Разница у меня с Джеральдом заключалась только в одном. Он был принц, а я – нищий. В его детском королевстве находился целый дом, как дворец, а его окрестности были полны природных сюрпризов. На то и южная щедрая природа острова Корфу, где в каждой щелке и почти под каждым камнем кто-то жил, одновременно странный и привлекательный. И сколько таких созданий встречалось ему во время каждой вылазки.

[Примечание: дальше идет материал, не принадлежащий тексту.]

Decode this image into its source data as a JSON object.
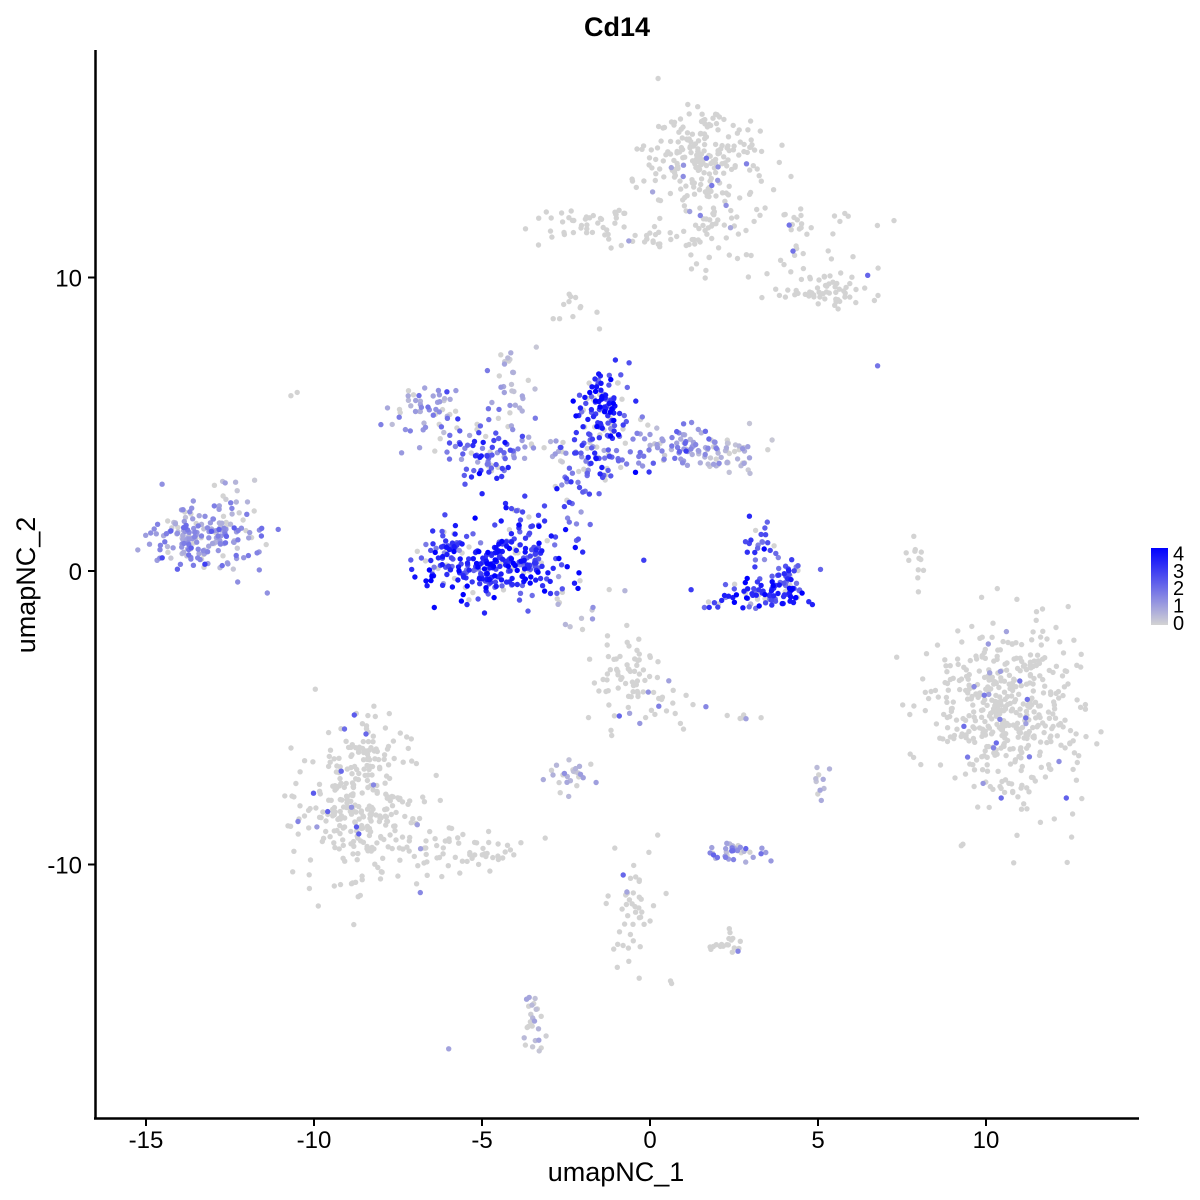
{
  "chart_data": {
    "type": "scatter",
    "title": "Cd14",
    "xlabel": "umapNC_1",
    "ylabel": "umapNC_2",
    "xlim": [
      -16.5,
      14.5
    ],
    "ylim": [
      -18.5,
      17.5
    ],
    "xticks": [
      -15,
      -10,
      -5,
      0,
      5,
      10
    ],
    "xtick_labels": [
      "-15",
      "-10",
      "-5",
      "0",
      "5",
      "10"
    ],
    "yticks": [
      -10,
      0,
      10
    ],
    "ytick_labels": [
      "-10",
      "0",
      "10"
    ],
    "grid": false,
    "legend": {
      "placement": "right",
      "title": "",
      "values": [
        4,
        3,
        2,
        1,
        0
      ],
      "labels": [
        "4",
        "3",
        "2",
        "1",
        "0"
      ]
    },
    "color_scale": {
      "low": "#d3d3d3",
      "high": "#0000ff",
      "min": 0,
      "max": 4.2
    },
    "clusters": [
      {
        "x": 1.7,
        "y": 14.1,
        "sx": 0.9,
        "sy": 0.9,
        "n": 220,
        "expr": 0.05
      },
      {
        "x": 1.8,
        "y": 12.0,
        "sx": 0.3,
        "sy": 0.8,
        "n": 30,
        "expr": 0.05
      },
      {
        "x": -1.6,
        "y": 11.8,
        "sx": 1.0,
        "sy": 0.3,
        "n": 50,
        "expr": 0.1
      },
      {
        "x": 0.3,
        "y": 11.2,
        "sx": 1.0,
        "sy": 0.15,
        "n": 20,
        "expr": 0.1
      },
      {
        "x": 4.3,
        "y": 11.9,
        "sx": 1.3,
        "sy": 0.3,
        "n": 30,
        "expr": 0.15
      },
      {
        "x": 5.2,
        "y": 9.6,
        "sx": 0.8,
        "sy": 0.4,
        "n": 60,
        "expr": 0.15
      },
      {
        "x": 3.3,
        "y": 10.7,
        "sx": 1.0,
        "sy": 0.4,
        "n": 20,
        "expr": 0.1
      },
      {
        "x": -6.8,
        "y": 5.6,
        "sx": 0.5,
        "sy": 0.5,
        "n": 45,
        "expr": 1.2
      },
      {
        "x": -5.6,
        "y": 4.6,
        "sx": 0.7,
        "sy": 0.5,
        "n": 35,
        "expr": 1.6
      },
      {
        "x": -4.8,
        "y": 3.8,
        "sx": 0.4,
        "sy": 0.4,
        "n": 50,
        "expr": 2.6
      },
      {
        "x": -3.5,
        "y": 4.2,
        "sx": 0.7,
        "sy": 0.3,
        "n": 25,
        "expr": 0.8
      },
      {
        "x": -4.2,
        "y": 6.0,
        "sx": 0.5,
        "sy": 0.7,
        "n": 20,
        "expr": 0.9
      },
      {
        "x": -3.8,
        "y": 1.2,
        "sx": 0.3,
        "sy": 0.8,
        "n": 40,
        "expr": 3.0
      },
      {
        "x": -4.5,
        "y": 0.1,
        "sx": 1.1,
        "sy": 0.55,
        "n": 260,
        "expr": 3.3
      },
      {
        "x": -6.0,
        "y": 0.6,
        "sx": 0.3,
        "sy": 0.5,
        "n": 40,
        "expr": 3.0
      },
      {
        "x": -1.3,
        "y": 5.6,
        "sx": 0.45,
        "sy": 0.6,
        "n": 100,
        "expr": 3.3
      },
      {
        "x": -1.5,
        "y": 3.9,
        "sx": 0.6,
        "sy": 0.6,
        "n": 70,
        "expr": 2.4
      },
      {
        "x": -2.3,
        "y": 2.9,
        "sx": 0.3,
        "sy": 0.9,
        "n": 25,
        "expr": 2.0
      },
      {
        "x": 0.7,
        "y": 4.3,
        "sx": 0.8,
        "sy": 0.4,
        "n": 70,
        "expr": 1.4
      },
      {
        "x": 2.2,
        "y": 4.0,
        "sx": 0.5,
        "sy": 0.4,
        "n": 55,
        "expr": 0.5
      },
      {
        "x": 3.4,
        "y": -0.8,
        "sx": 0.8,
        "sy": 0.25,
        "n": 90,
        "expr": 3.3
      },
      {
        "x": 3.3,
        "y": 0.9,
        "sx": 0.3,
        "sy": 0.5,
        "n": 25,
        "expr": 2.6
      },
      {
        "x": 4.1,
        "y": -0.2,
        "sx": 0.3,
        "sy": 0.4,
        "n": 25,
        "expr": 2.8
      },
      {
        "x": -13.3,
        "y": 1.1,
        "sx": 0.8,
        "sy": 0.6,
        "n": 190,
        "expr": 1.2
      },
      {
        "x": -12.4,
        "y": 2.0,
        "sx": 0.4,
        "sy": 0.5,
        "n": 15,
        "expr": 0.5
      },
      {
        "x": 10.6,
        "y": -4.8,
        "sx": 1.1,
        "sy": 1.5,
        "n": 480,
        "expr": 0.06
      },
      {
        "x": -0.6,
        "y": -3.6,
        "sx": 0.5,
        "sy": 0.6,
        "n": 70,
        "expr": 0.15
      },
      {
        "x": 0.8,
        "y": -4.7,
        "sx": 0.4,
        "sy": 0.5,
        "n": 15,
        "expr": 0.1
      },
      {
        "x": -8.6,
        "y": -8.1,
        "sx": 0.9,
        "sy": 1.2,
        "n": 280,
        "expr": 0.25
      },
      {
        "x": -8.5,
        "y": -5.8,
        "sx": 0.4,
        "sy": 0.6,
        "n": 40,
        "expr": 0.2
      },
      {
        "x": -5.6,
        "y": -9.6,
        "sx": 1.0,
        "sy": 0.4,
        "n": 60,
        "expr": 0.15
      },
      {
        "x": -2.3,
        "y": -6.9,
        "sx": 0.3,
        "sy": 0.25,
        "n": 25,
        "expr": 0.5
      },
      {
        "x": 2.5,
        "y": -9.6,
        "sx": 0.4,
        "sy": 0.2,
        "n": 35,
        "expr": 1.2
      },
      {
        "x": -0.5,
        "y": -11.3,
        "sx": 0.3,
        "sy": 0.9,
        "n": 45,
        "expr": 0.15
      },
      {
        "x": 2.3,
        "y": -12.7,
        "sx": 0.3,
        "sy": 0.2,
        "n": 20,
        "expr": 0.1
      },
      {
        "x": -3.5,
        "y": -15.5,
        "sx": 0.15,
        "sy": 0.6,
        "n": 25,
        "expr": 0.3
      },
      {
        "x": -2.1,
        "y": 8.8,
        "sx": 0.3,
        "sy": 0.3,
        "n": 12,
        "expr": 0.15
      },
      {
        "x": -4.2,
        "y": 7.0,
        "sx": 0.15,
        "sy": 0.4,
        "n": 10,
        "expr": 0.3
      },
      {
        "x": 8.0,
        "y": 0.4,
        "sx": 0.15,
        "sy": 0.5,
        "n": 12,
        "expr": 0.2
      },
      {
        "x": 5.1,
        "y": -7.3,
        "sx": 0.15,
        "sy": 0.3,
        "n": 10,
        "expr": 0.5
      },
      {
        "x": -1.9,
        "y": -1.2,
        "sx": 0.6,
        "sy": 0.6,
        "n": 12,
        "expr": 0.6
      },
      {
        "x": 2.8,
        "y": -5.0,
        "sx": 0.3,
        "sy": 0.1,
        "n": 6,
        "expr": 0.1
      },
      {
        "x": -10.6,
        "y": 6.0,
        "sx": 0.1,
        "sy": 0.1,
        "n": 2,
        "expr": 0.1
      },
      {
        "x": 6.8,
        "y": 7.0,
        "sx": 0.05,
        "sy": 0.05,
        "n": 1,
        "expr": 2.5
      },
      {
        "x": -6.0,
        "y": -16.3,
        "sx": 0.05,
        "sy": 0.05,
        "n": 1,
        "expr": 0.5
      },
      {
        "x": 0.6,
        "y": -13.9,
        "sx": 0.1,
        "sy": 0.1,
        "n": 2,
        "expr": 0.1
      }
    ]
  }
}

Но одно дело про это читать, а совсем другое – увидеть собственными глазами. И когда здесь по вечерам на нашей выходящей на террасу стеклянной двери под лампочкой для ловли мошек собирались изумрудные квакши, а на кусте каждое утро меня ждала самка богомола с кузнечиком, наколотом на травинке – наверно не надо говорить, кого я вспоминал. Конечно Джери, который познавал этот мире еще и с таким старшим другом-учителем, способным почти все объяснить.
А у меня такая находка во дворе была одна. Даже не знаю, надо ли ее упоминать. Но из песни слово не выкинешь, хотя ничего хорошего, кроме порицаний, причем от всех, за это увлечение я не получил.
Дело в том, что во дворе между помойкой и забором, в центре своей воронкообразной паутины сидел мой паук, а скорее паучиха (это я потом прочитал и так решил, уж больно крупным было это членистоногое, а может мне таким казалось). Я любил наблюдать за его охотой и подкармливал его, подкидывая только что пойманных мной помоечных зеленых мух, даже мне противных. Трудно было так бросить, чтобы они зацепились за паутинку, но я был упорен и бросал снова и снова. И когда получалось – дух захватывало, как ловко это желто-бурое создание на длинных черных ногах их пеленало.
Но этому занятию мешали все: взрослые, которые не понимали, что я там задумал в уголке за помойкой (но подозревали исключительно гадость); мои сверстницы, которым лучше про паука было не говорить. И запахи, и мухи, и крысы, которые где-то там внутри помойки подозрительно копошились и, как я думал, могли выскочить в любой момент.
В общем, наш двор, мягко говоря, совсем не напоминал уголок живой природы. Всего три тополя посередине и несколько чахлых кустов под окнами первого этажа.
И отдельного жилья у меня не было. Мы – папа, мама, бабушка, прабабушка и я – ютились в одной комнатке коммунальной квартиры. Все мои баночки-коробочки со всякой добычей были привезены из лесной школы, куда меня отправляли летом на один-два месяца подлечивать слабые легкие. И только там, на берегу Волги и на окраине настоящего леса, я отрывался по полной, наблюдая за муравьями, ящерицами и всякой водной живностью. Одновременно наполняя все, что можно и нельзя, сюрпризами для дома. Просьб-запретов было только две: пауков не привозить, они все гадостные и ядовитые; змеи и жабы тоже подлежали табу.
Два долгих летних месяца с редкими приездами родителей. Какой был праздник, когда они появлялись и останавливались в соседней деревне и забирали меня на пару дней. По утрам папа обязательно брал меня на рыбалку. Это было его хобби – рыбалка в любых видах и в любых условиях.
И до сих пор помню одну из них: прекрасное ясное утро, солнышко уже всходит, отец, не замечая окружающих красот, вытаскивает из омута под нависшим кустом красавцев окуней, одного за другим, как фокусник. Тогда это казалось мне великим волшебством.
Но все его попытки с детства пробудить во мне эту страсть кончились ничем. Частенько, с трудом разбуженный и сонный, я тащился за ним на берег Которосли, где продолжал дремать, сидя за удочкой. Пойманных рыб мне было жалко.
Некоторый энтузиазм вызывали у меня только поездки на берег волжских заливов, где мы на ночь ставили палатку, а вместо удочек использовали жерлицы с колокольчиками, да и небольшой невод бывал частенько задействован.
Обычно с нами ездил наш бывший сосед, дядя Юра Стратилатов – в прошлом лихой красный кавалерист с наголо обритой головой. В детстве он меня на ней катал.
Он не был рыбаком. У него была другая постоянная слабость: всегда хотелось выпить, а здесь никто не мешал. Поэтому захватывал с собой все, что дома припасено было. Но, как правило, взятого ему самому никогда не хватало, поэтому в партнере, к радости мамы, он практически не нуждался. А вот для отца рыбалка была превыше всего, и на не слишком искренние призывы присоединиться к распитию очередной самодельной гадости он не реагировал. Тем более, что дядя Юра, как правило, пил действительно редкую вонючесть непонятного происхождения (когда мы подросли, как-то нас с Димкой угостил – отказаться не получилось, так что я представление получил по полной. Думал меня всего наизнанку вывернет).